Data Set - collection of data objects
Data objects can be of different types—quantitative or qualitative
Other names for a data object are record, point, vector, pattern, event, case, sample, observation, or entity.
Data objects are described by a number of attributes that capture the basic characteristics of an object.
Other names for an attribute are variable, characteristic, field, feature, or dimension.
An attribute is a property or characteristic of an object that may vary, either from one object to another or from one time to another.
A measurement scale is a rule (function) that associates a numerical or symbolic value with an attribute of an object.
The properties of an attribute need not be the same as the properties of the values used to measure it.
Four types of attributes:
Categorical (Qualitative)
Nominal
just different names
Eg. Zip Codes, Employee ID
Ordinal
ordering objects
Eg. Grades, Rating
Numeric (Quantitative)
Interval
difference between values
Eg. Dates, Temperatures
Ratio
both differences & ratio
Eg.
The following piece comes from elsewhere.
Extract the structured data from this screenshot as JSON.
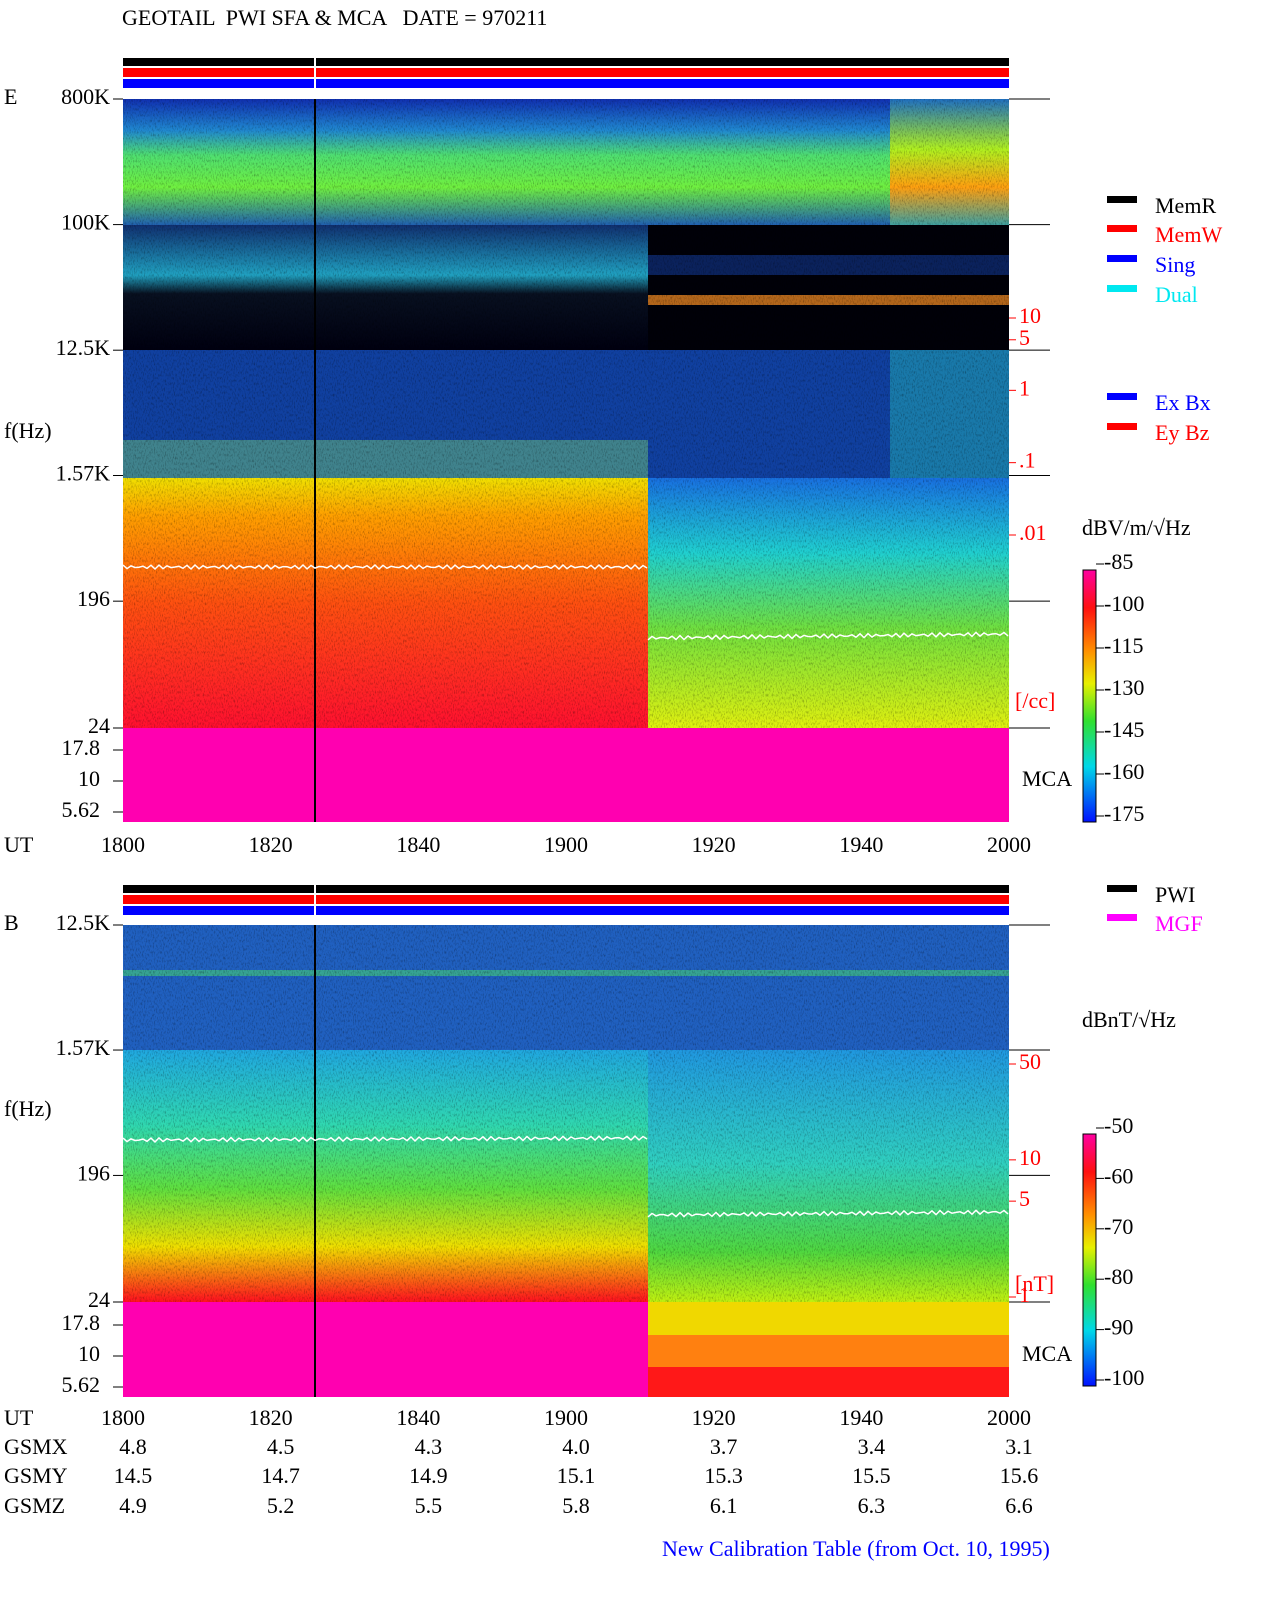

Age, Length
Value of Attribute
Discrete
Discrete attributes are often represented using integer variables.
Binary attributes are a special case of discrete attributes and assume only two values (eg. yes/no, 0/1)
Continuous
Continuous attributes are typically represented as floating-point variables
Type of Datasets
- Record data
- Graphical data
- Ordered data
Characteristic of Datasets
Dimensionality
No of attributes that the objects in the dataset possess.
Sparsity
Fewer than 1% of the entries are non zero.
Resolution
obtain data at different levels of resolution, and often the properties of the data are different at different resolutions.
The difficulties associated with analyzing high-dimensional data are sometimes referred to as the curse of dimensionality.
Record Data
collection of records (data objects), each of which consists of a fixed set of data fields (attributes).
Types of Record data
- Transaction or Market Basket data
- Data Matrix
- Sparse Data Matrix
Graphical data
the graph captures relationships among data objects
the objects contain sub objects that have relationships, then such objects are frequently represented as graphs.
Ordered data
the attributes have relationships that involve order in time or space
Types of Ordered data
Sequential data (Temporal data)
record data associated with time
Sequence data
data set that is a sequence of individual entities, such as a sequence of words or letters.
there are no time stamps; instead, there are positions in an ordered sequence.
Time Series data
sequential data in which each record is a time series
Spatial data
Some objects have spatial attributes, such as positions or areas, as well as other types of attributes.